PUTZI

Article publié dans la Lettre n° 52


PUTZI de Francis Huster. Mise en scène Francis Huster avec Francis Huster, Didier Bravo, Mickael Cohen, Bruno Guillot, Alexandra Mercouroff.
1907, allegro maestoso. Jeu magique des éclairages sur une scène presque vide. Devant son pupitre, Mahler apostrophe ses musiciens. Il leur parle de ce qu'il a de plus cher, son art, sa musique, puis de l'Opéra de Vienne, cause de ses désillusions. 1910, allegro furioso. Rencontre avec Walter Gropius, amant de sa femme, liaison qu'il vient d'apprendre. Amour trahi, vive altercation, amers reproches.
Aout 1910, rondo burlesque, scherzo, adagietto. Gare de Leyde. Superbe décor blanc contrastant avec les costumes noirs. Ses problèmes prennent une autre dimension. Sa rencontre avec Freud lui dévoile qu'ils ne proviennent pas seulement, et comme il le pensait, des relations avec sa femme, mais de lui-même, Shaltiel Mahler, qui a trahi sa race pour devenir Gustave Mahler. Cette découverte ne fait qu'agrandir la plaie déjà grande ouverte par la disparition de sa petite fille Putzi, décédée quatre ans auparavant.
Trois tableaux, cinq mouvements qui expliquent le drame vécu par l'artiste. L'amour de la musique gâché par les déceptions et les échecs. L'amour pour sa femme et sa fille gâchés par la trahison de l'une et la mort de l'autre. L'amour de Dieu et son reniement envers Lui, matérialisé par sa conversion au christianisme et son assimililation. Cet acte l'empêche de signer la pétition des deux disciples de Herzl (qui voulut trop tôt donner une vieille terre neuve à son peuple) et pose une question clé: « Doit-on trahir sa race au nom de la réussite ? ».
C'est cet aspect peu connu de la personnalité de Mahler que Francis Huster a voulu développer. Sa pièce est construite comme une partition. Chaque mot choisi avec soin et dépendant de l'autre, coule comme des notes de musique pour donner des phrases au style pur et précis. Ce n'est pas Huster par Huster pour Huster qui se donne en spectacle, c'est plus simplement la présence d'un grand artiste qui en se glissant dans la vie d'un autre en a endossé la personnalité.
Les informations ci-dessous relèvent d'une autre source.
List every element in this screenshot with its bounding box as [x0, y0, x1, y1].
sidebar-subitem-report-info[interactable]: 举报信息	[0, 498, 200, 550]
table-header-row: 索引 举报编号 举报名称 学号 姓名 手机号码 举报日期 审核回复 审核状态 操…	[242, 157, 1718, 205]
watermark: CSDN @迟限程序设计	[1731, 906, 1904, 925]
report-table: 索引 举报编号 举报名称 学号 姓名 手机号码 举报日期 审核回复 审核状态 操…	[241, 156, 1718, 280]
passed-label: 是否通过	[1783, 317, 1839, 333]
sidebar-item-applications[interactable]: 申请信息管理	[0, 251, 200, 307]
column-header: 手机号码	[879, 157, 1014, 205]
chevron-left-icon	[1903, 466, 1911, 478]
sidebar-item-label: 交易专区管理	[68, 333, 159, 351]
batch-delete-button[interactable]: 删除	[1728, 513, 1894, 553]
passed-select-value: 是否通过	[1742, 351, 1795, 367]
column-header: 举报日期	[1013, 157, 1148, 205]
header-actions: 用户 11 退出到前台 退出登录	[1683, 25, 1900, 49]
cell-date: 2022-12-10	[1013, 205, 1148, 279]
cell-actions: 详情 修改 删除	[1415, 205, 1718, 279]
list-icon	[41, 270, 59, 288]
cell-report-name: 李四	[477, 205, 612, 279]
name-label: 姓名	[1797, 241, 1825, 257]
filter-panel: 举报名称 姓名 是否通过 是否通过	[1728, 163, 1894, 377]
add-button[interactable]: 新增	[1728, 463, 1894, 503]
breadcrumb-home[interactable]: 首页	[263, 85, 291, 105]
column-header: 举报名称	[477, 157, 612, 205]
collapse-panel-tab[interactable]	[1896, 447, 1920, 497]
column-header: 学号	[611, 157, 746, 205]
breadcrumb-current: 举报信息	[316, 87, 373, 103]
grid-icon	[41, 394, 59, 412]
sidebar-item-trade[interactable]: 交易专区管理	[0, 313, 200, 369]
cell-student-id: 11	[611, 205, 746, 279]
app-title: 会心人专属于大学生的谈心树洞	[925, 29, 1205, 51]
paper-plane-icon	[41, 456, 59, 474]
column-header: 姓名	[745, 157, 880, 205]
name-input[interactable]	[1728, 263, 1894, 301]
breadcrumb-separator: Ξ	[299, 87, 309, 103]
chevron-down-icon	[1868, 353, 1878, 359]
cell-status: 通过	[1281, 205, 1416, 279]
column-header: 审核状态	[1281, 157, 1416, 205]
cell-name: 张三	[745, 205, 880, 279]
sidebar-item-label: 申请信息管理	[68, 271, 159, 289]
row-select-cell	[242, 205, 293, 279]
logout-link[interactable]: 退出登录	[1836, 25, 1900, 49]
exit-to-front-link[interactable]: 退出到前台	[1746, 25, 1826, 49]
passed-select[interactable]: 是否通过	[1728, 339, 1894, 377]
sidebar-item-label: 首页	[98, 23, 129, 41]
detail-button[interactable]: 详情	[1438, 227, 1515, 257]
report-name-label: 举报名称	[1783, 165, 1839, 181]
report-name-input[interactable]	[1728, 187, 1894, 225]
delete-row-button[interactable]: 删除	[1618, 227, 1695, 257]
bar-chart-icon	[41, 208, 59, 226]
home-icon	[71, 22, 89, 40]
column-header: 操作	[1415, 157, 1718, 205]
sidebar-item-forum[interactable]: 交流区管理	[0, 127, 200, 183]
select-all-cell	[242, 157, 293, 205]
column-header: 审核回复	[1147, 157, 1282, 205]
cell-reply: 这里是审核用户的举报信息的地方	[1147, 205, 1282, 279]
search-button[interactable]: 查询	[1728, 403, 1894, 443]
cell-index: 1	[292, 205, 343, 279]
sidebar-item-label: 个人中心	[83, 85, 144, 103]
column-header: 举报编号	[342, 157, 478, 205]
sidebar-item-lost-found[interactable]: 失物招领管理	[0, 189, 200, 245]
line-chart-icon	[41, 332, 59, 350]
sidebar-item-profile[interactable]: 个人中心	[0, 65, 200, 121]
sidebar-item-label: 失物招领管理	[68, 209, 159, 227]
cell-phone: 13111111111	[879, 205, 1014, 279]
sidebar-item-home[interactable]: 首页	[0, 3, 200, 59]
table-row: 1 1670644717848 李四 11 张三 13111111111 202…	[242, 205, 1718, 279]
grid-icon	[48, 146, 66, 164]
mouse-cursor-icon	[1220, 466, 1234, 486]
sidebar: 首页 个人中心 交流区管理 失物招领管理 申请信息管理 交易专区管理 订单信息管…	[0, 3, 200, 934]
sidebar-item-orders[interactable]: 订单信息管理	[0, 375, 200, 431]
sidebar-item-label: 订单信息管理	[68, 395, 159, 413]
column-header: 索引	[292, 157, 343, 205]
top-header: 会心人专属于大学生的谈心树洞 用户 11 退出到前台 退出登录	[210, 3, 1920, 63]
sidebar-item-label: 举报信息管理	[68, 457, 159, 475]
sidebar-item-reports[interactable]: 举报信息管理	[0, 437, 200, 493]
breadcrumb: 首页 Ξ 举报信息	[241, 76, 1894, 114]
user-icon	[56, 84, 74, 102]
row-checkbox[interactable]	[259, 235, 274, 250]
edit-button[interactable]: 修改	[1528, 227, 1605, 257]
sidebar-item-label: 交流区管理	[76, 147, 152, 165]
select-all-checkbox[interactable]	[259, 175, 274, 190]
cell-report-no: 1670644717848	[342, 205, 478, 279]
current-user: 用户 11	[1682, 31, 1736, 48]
C'est Mahler lui-même qui, avec une diction parfaite, baigné dans sa musique dont les morceaux sont merveilleusement choisis, raconte son errance morale, longue suite des tourments d'un homme épris d'absolu, pour qui l'âme et la vie intérieure étaient les seules ressources valables et qui fut éternellement déçu. C'est un immense travail et du grand art. Théâtre Antoine 10e.